The actress, who earned an action star reputation with her “Underworld” movie series, admitted that she was not good at one thing. “What I have never gotten good at is, I was very bad at running when I did my first-ever action movie,” she bared. “I had to be coached because I ran like this (she demonstrates running clumsily).
“And what I’m also terrible at is stopping, so I can run fast and make it look reasonably cool, but I cannot stop. I would just be a floater out the door.”

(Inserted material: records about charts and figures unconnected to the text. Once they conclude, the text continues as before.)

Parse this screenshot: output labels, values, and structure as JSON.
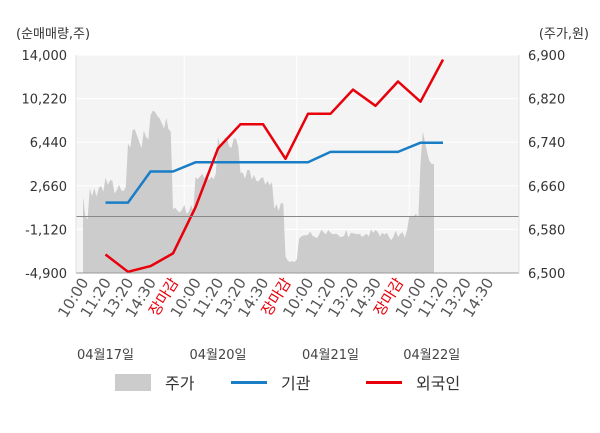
{
  "chart_data": {
    "type": "line",
    "left_axis_title": "(순매매량,주)",
    "right_axis_title": "(주가,원)",
    "left_ticks": [
      "14,000",
      "10,220",
      "6,440",
      "2,660",
      "-1,120",
      "-4,900"
    ],
    "left_tick_values": [
      14000,
      10220,
      6440,
      2660,
      -1120,
      -4900
    ],
    "right_ticks": [
      "6,900",
      "6,820",
      "6,740",
      "6,660",
      "6,580",
      "6,500"
    ],
    "right_tick_values": [
      6900,
      6820,
      6740,
      6660,
      6580,
      6500
    ],
    "left_ylim": [
      -4900,
      14000
    ],
    "right_ylim": [
      6500,
      6900
    ],
    "x_ticks": [
      {
        "label": "10:00",
        "close": false
      },
      {
        "label": "11:20",
        "close": false
      },
      {
        "label": "13:20",
        "close": false
      },
      {
        "label": "14:30",
        "close": false
      },
      {
        "label": "장마감",
        "close": true
      },
      {
        "label": "10:00",
        "close": false
      },
      {
        "label": "11:20",
        "close": false
      },
      {
        "label": "13:20",
        "close": false
      },
      {
        "label": "14:30",
        "close": false
      },
      {
        "label": "장마감",
        "close": true
      },
      {
        "label": "10:00",
        "close": false
      },
      {
        "label": "11:20",
        "close": false
      },
      {
        "label": "13:20",
        "close": false
      },
      {
        "label": "14:30",
        "close": false
      },
      {
        "label": "장마감",
        "close": true
      },
      {
        "label": "10:00",
        "close": false
      },
      {
        "label": "11:20",
        "close": false
      },
      {
        "label": "13:20",
        "close": false
      },
      {
        "label": "14:30",
        "close": false
      }
    ],
    "day_labels": [
      "04월17일",
      "04월20일",
      "04월21일",
      "04월22일"
    ],
    "day_label_slots": [
      1,
      6,
      11,
      15.5
    ],
    "day_boundaries": [
      4.5,
      9.5,
      14.5
    ],
    "slot_count": 19,
    "series": [
      {
        "name": "주가",
        "type": "area",
        "axis": "right",
        "color": "#cccccc",
        "x": [
          0.0,
          0.1,
          0.2,
          0.3,
          0.4,
          0.5,
          0.6,
          0.7,
          0.8,
          0.9,
          1.0,
          1.1,
          1.2,
          1.3,
          1.4,
          1.5,
          1.6,
          1.7,
          1.8,
          1.9,
          2.0,
          2.1,
          2.2,
          2.3,
          2.4,
          2.5,
          2.6,
          2.7,
          2.8,
          2.9,
          3.0,
          3.1,
          3.2,
          3.3,
          3.4,
          3.5,
          3.6,
          3.7,
          3.8,
          3.9,
          4.0,
          4.1,
          4.2,
          4.3,
          4.4,
          4.5,
          4.6,
          4.7,
          4.8,
          4.9,
          5.0,
          5.1,
          5.2,
          5.3,
          5.4,
          5.5,
          5.6,
          5.7,
          5.8,
          5.9,
          6.0,
          6.1,
          6.2,
          6.3,
          6.4,
          6.5,
          6.6,
          6.7,
          6.8,
          6.9,
          7.0,
          7.1,
          7.2,
          7.3,
          7.4,
          7.5,
          7.6,
          7.7,
          7.8,
          7.9,
          8.0,
          8.1,
          8.2,
          8.3,
          8.4,
          8.5,
          8.6,
          8.7,
          8.8,
          8.9,
          9.0,
          9.1,
          9.2,
          9.3,
          9.4,
          9.5,
          9.6,
          9.7,
          9.8,
          9.9,
          10.0,
          10.1,
          10.2,
          10.3,
          10.4,
          10.5,
          10.6,
          10.7,
          10.8,
          10.9,
          11.0,
          11.1,
          11.2,
          11.3,
          11.4,
          11.5,
          11.6,
          11.7,
          11.8,
          11.9,
          12.0,
          12.1,
          12.2,
          12.3,
          12.4,
          12.5,
          12.6,
          12.7,
          12.8,
          12.9,
          13.0,
          13.1,
          13.2,
          13.3,
          13.4,
          13.5,
          13.6,
          13.7,
          13.8,
          13.9,
          14.0,
          14.1,
          14.2,
          14.3,
          14.4,
          14.5,
          14.6,
          14.7,
          14.8,
          14.9,
          15.0,
          15.1,
          15.2,
          15.3,
          15.4,
          15.5,
          15.6
        ],
        "values": [
          6641,
          6604,
          6598,
          6655,
          6641,
          6656,
          6640,
          6656,
          6660,
          6649,
          6675,
          6662,
          6670,
          6670,
          6646,
          6652,
          6662,
          6652,
          6650,
          6658,
          6737,
          6730,
          6762,
          6764,
          6752,
          6741,
          6729,
          6761,
          6750,
          6745,
          6789,
          6798,
          6796,
          6788,
          6784,
          6775,
          6765,
          6785,
          6764,
          6759,
          6617,
          6620,
          6614,
          6611,
          6616,
          6625,
          6609,
          6612,
          6625,
          6615,
          6676,
          6672,
          6677,
          6682,
          6674,
          6682,
          6670,
          6677,
          6672,
          6682,
          6749,
          6732,
          6735,
          6748,
          6747,
          6732,
          6730,
          6747,
          6746,
          6731,
          6684,
          6684,
          6673,
          6689,
          6689,
          6671,
          6680,
          6669,
          6668,
          6674,
          6676,
          6662,
          6669,
          6661,
          6667,
          6618,
          6626,
          6614,
          6629,
          6627,
          6530,
          6523,
          6520,
          6522,
          6520,
          6525,
          6563,
          6567,
          6569,
          6569,
          6570,
          6576,
          6568,
          6566,
          6564,
          6571,
          6580,
          6574,
          6571,
          6579,
          6574,
          6571,
          6572,
          6571,
          6567,
          6566,
          6568,
          6579,
          6565,
          6574,
          6573,
          6572,
          6571,
          6572,
          6566,
          6569,
          6572,
          6567,
          6580,
          6574,
          6579,
          6575,
          6567,
          6574,
          6570,
          6574,
          6566,
          6560,
          6567,
          6578,
          6566,
          6572,
          6575,
          6565,
          6578,
          6604,
          6605,
          6604,
          6609,
          6600,
          6700,
          6760,
          6740,
          6720,
          6705,
          6700,
          6700
        ]
      },
      {
        "name": "기관",
        "type": "line",
        "axis": "left",
        "color": "#1a7ec6",
        "x": [
          1.0,
          2.0,
          3.0,
          4.0,
          5.0,
          6.0,
          7.0,
          8.0,
          9.0,
          10.0,
          11.0,
          12.0,
          13.0,
          14.0,
          15.0,
          16.0
        ],
        "values": [
          1200,
          1200,
          3900,
          3900,
          4700,
          4700,
          4700,
          4700,
          4700,
          4700,
          5600,
          5600,
          5600,
          5600,
          6400,
          6400
        ]
      },
      {
        "name": "외국인",
        "type": "line",
        "axis": "left",
        "color": "#e8000b",
        "x": [
          1.0,
          2.0,
          3.0,
          4.0,
          5.0,
          6.0,
          7.0,
          8.0,
          9.0,
          10.0,
          11.0,
          12.0,
          13.0,
          14.0,
          15.0,
          16.0
        ],
        "values": [
          -3300,
          -4800,
          -4300,
          -3200,
          800,
          5900,
          8000,
          8000,
          5000,
          8900,
          8900,
          11000,
          9600,
          11700,
          9950,
          13600
        ]
      }
    ]
  }
}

She addressed some comments that “The Widow” perpetuates the canon of white savior narratives: “If this were a film about Georgia rescuing Africans, I don’t know that I’d have wanted to necessarily do that. The point about it was that she was trying to find her husband and so, along the way, she had both good and bad relationships with local people.
“I don’t feel that the thrust of this show is about a white woman. There’s a woman who’s lost—and bonds with—a child. The point is that she’s lost her husband. And she’s going to this uncle in a place [with] a complex cultural and political situation. She’s not wading into it as, ‘I’m going all-out and teaching you how to sing the national anthem.’ It’s not like that at all. If anything, she’s going, ‘Please teach me things that I don’t know.’”
On her daughter Lily, the mom said, “I’m sure she will end up being an actress and that does freak me out a little bit (laughs). It freaks me out that she’s walking around by herself. I haven’t gotten past ‘putting her in a high chair and she doesn’t move’ stage.”
A spitting image of her mom, Lily grew up in the paparazzi world. “It’s harder for the child,” Kate remarked. “It’s something that is incredibly intrusive for them, especially outside a ballet class or something that isn’t a public event. The worst one was Lily getting very ill in a car and us having to jump out and her being sick on the road. And people jumping out and taking pictures of that.
“That’s why I thought, OK, this has reached a level that is beyond as a human being. I don’t understand why anybody would want to take a picture of a child being sick.”
But Kate shared that Lily was savvier. “I started in the ‘prehistoric era,’ where you were allowed to actually have a life. But Lily knows more now than I do. I’m still shocked by new things. She’s got much more of a handle on probably what that’s like than I do.”